Wir sind in dieser Gesellschaft weiter als manche glauben wollen. Meine Generation ist weiter als sie es von sich selbst denkt. Ja, sie kokettiert damit, wie wenig sie von sich hält. Aber am Ende, ist es nicht unser Fehler, öfter in der Disko als vor dem Reichstag zu stehen. Sondern unser Glück. Es ist unsere Entscheidung. Genauso wie es unsere Entscheidung ist keine Müller-Produkte zu kaufen, weil diese Firma auf der Spendenliste der NPD steht. Was vielleicht das deutlich effektivere Mittel für Meinungsfreiheit ist, als mit 500 Leuten, die man eh nicht mehr überzeugen muss, auf die Hauptstraße zu gehen. Es ist unsere Entscheidung, viel zu reisen, die Welt zu verstehen, in ihr zu leben, so Vorurteile abzubauen. In uns und gegen uns.
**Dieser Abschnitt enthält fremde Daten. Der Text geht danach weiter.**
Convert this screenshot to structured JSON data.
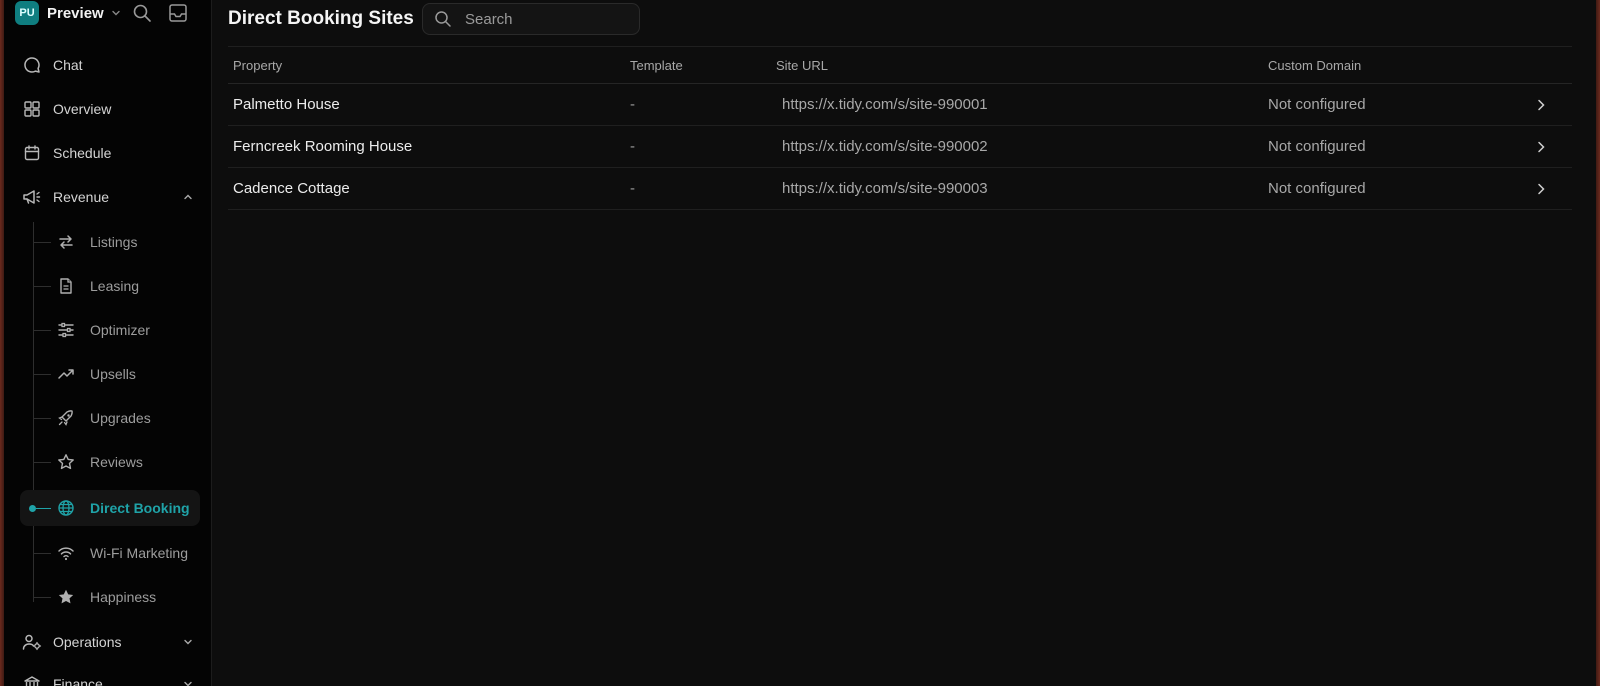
{
  "workspace": {
    "initials": "PU",
    "name": "Preview"
  },
  "sidebar": {
    "items": [
      {
        "label": "Chat",
        "icon": "chat-bubble-icon"
      },
      {
        "label": "Overview",
        "icon": "grid-icon"
      },
      {
        "label": "Schedule",
        "icon": "calendar-icon"
      },
      {
        "label": "Revenue",
        "icon": "megaphone-icon",
        "expanded": true
      },
      {
        "label": "Operations",
        "icon": "people-gear-icon",
        "expanded": false
      },
      {
        "label": "Finance",
        "icon": "bank-icon",
        "expanded": false
      }
    ],
    "revenue_children": [
      {
        "label": "Listings",
        "icon": "swap-arrows-icon"
      },
      {
        "label": "Leasing",
        "icon": "document-icon"
      },
      {
        "label": "Optimizer",
        "icon": "sliders-icon"
      },
      {
        "label": "Upsells",
        "icon": "trending-up-icon"
      },
      {
        "label": "Upgrades",
        "icon": "rocket-icon"
      },
      {
        "label": "Reviews",
        "icon": "star-outline-icon"
      },
      {
        "label": "Direct Booking",
        "icon": "globe-icon",
        "active": true
      },
      {
        "label": "Wi-Fi Marketing",
        "icon": "wifi-icon"
      },
      {
        "label": "Happiness",
        "icon": "star-filled-icon"
      }
    ]
  },
  "main": {
    "title": "Direct Booking Sites",
    "search": {
      "placeholder": "Search",
      "value": ""
    },
    "table": {
      "headers": [
        "Property",
        "Template",
        "Site URL",
        "Custom Domain"
      ],
      "rows": [
        {
          "property": "Palmetto House",
          "template": "-",
          "url": "https://x.tidy.com/s/site-990001",
          "domain": "Not configured"
        },
        {
          "property": "Ferncreek Rooming House",
          "template": "-",
          "url": "https://x.tidy.com/s/site-990002",
          "domain": "Not configured"
        },
        {
          "property": "Cadence Cottage",
          "template": "-",
          "url": "https://x.tidy.com/s/site-990003",
          "domain": "Not configured"
        }
      ]
    }
  },
  "colors": {
    "accent": "#1fa3a8",
    "background": "#0d0d0d",
    "sidebar": "#040404"
  }
}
Es ist unsere Entscheidung Roche's Feuchtgebiete (oder Mario Barth) nicht zu mögen, weil wir nicht alles, was sich mit Mann und Frau beschäftigt automatisch und blind als Teil eines emanzipatorischen Prozesses zu werten. Meine Generation redet nicht von Gleichberechtigung, sie lebt sie. So wie es ihr (ok, meist) beigebracht wurde. Es ist unsere Entscheidung, der Monogamie unserer Großeltern nach zu eifern und die daraus entstehende Probleme mit Einsamkeit und Langeweile durch die sexuelle Freiheit unserer Eltern zu überbrücken oder zu ersetzen. Es ist unser Glück und unsere Entscheidung all die Dinge, die andere gerne nutzen würden, wahr zu nehmen. Hier liegt es tief im Menschen, das Geld, dass er hat auch auszugeben und nicht für später beiseite zu legen. Die Freiheiten die er hat, auch zu nutzen. Sparen tun nur langweilige Menschen. Und das ist meine Generation absolut nicht. Schüchtern, ja. Zurückhaltend, ok. Aber nicht langweilig. Darauf trink ich jetzt einen! Oder zwei! Ist ja (noch) alles da, was wir zum Leben brauchen.